When you listen to the blues, it’s
sad, it’s slow, and it wraps you around someone’s story. It’s so beautifully
painful. The artist pouring out their heart and soul into the song they have
created. Toni Morrison’s The Bluest Eye is like the blues. It’s a sad slow song
that wraps you around someone’s story making you feel the emotions being
portrayed but in her own style making sure you know its not you average story.
Turning a book into a beautiful blues song.
The book
doesn’t speak of just anyone’s blues there isn’t one person going through a
problem the book talks of everyone’s problems. Pecola, Freida, Claudia, Cholly,
Mrs. Breedlove and even minor characters like Maureen had their problems
reflected in the book. Their problems were not ass bad as Pecolas but they
still brought out a sympathetic feeling out of the reader. We have Claudia and
who is struggling to embrace her own colors in a way. You can see this in the
way she gets upset at the white doll she is given and when Maureen was being
put on a pedestal because of her skin tone. I feel like her anger and wanting
to hurt people when she was upset was her way in coping with it. In a way I
feel like she was having her own struggle even Maureen to me had her own little
struggle because it seemed the she couldn’t even realize that she wasn’t white.
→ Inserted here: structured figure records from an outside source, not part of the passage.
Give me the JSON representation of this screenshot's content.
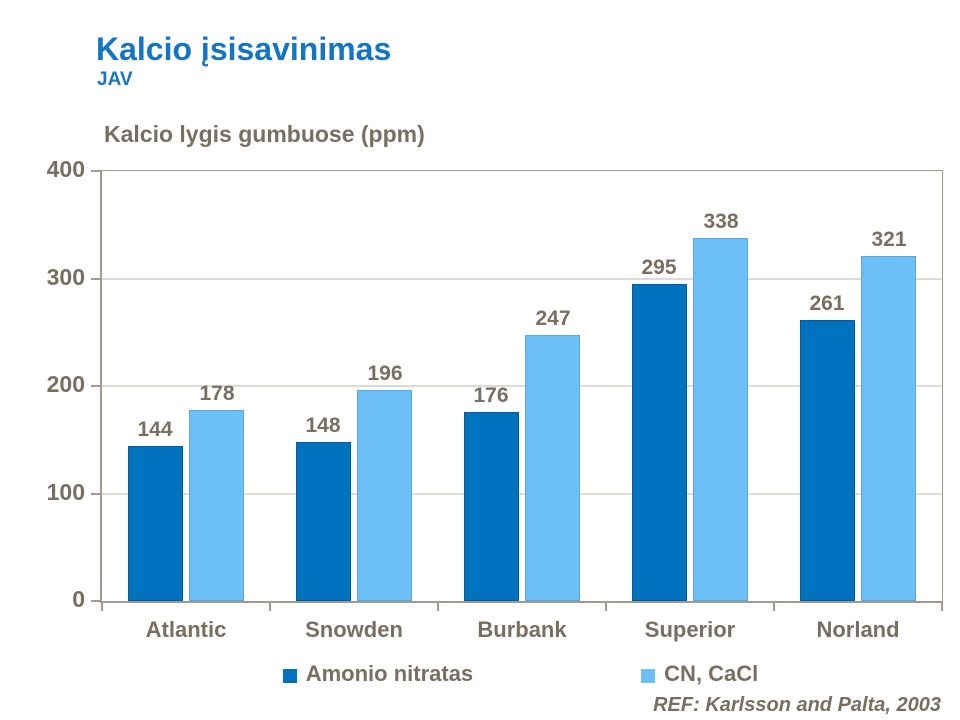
{
  "header": {
    "title": "Kalcio įsisavinimas",
    "subtitle": "JAV"
  },
  "chart_data": {
    "type": "bar",
    "title": "Kalcio lygis gumbuose (ppm)",
    "categories": [
      "Atlantic",
      "Snowden",
      "Burbank",
      "Superior",
      "Norland"
    ],
    "series": [
      {
        "name": "Amonio nitratas",
        "values": [
          144,
          148,
          176,
          295,
          261
        ],
        "color": "#0272BE",
        "border_color": "#015E9E"
      },
      {
        "name": "CN, CaCl",
        "values": [
          178,
          196,
          247,
          338,
          321
        ],
        "color": "#6DBFF7",
        "border_color": "#58A8DE"
      }
    ],
    "ylim": [
      0,
      400
    ],
    "yticks": [
      0,
      100,
      200,
      300,
      400
    ],
    "grid": true,
    "legend_position": "bottom",
    "data_labels": true
  },
  "footer": {
    "reference": "REF: Karlsson and Palta, 2003"
  },
  "colors": {
    "title_blue": "#1375C4",
    "text_brown": "#7A6E60",
    "axis_gray": "#A29A8E",
    "grid_gray": "#BCB5AB",
    "background": "#FFFFFF"
  }
}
Lighter than everyone she may be but one of her parents is still black and I
feel that she doesn’t accept it. Sometimes when you hear a blues song it doesn’t
just talk about that one person it has another party in the song and I feel
every character in the book was another party that was added to make the
story/song what it was.
Ultimately
though the song comes back to the one person that song or person was talking
about. It may go to other topics but the song always comes back to the main
point. To me the main point was Pecola because without her there would be no
song. Her problems are so severe but it makes people feel better about their
selves. It’s like their life may suck but at the end of the day as long as they
aren’t Pecola they can survive. And like a blues song the story tries to make a
good in that bad, yes its bad they
deserted Pecola and she was treated horribly but it helped others move on with
their own lives. So in a way Pecola was a savior to the people.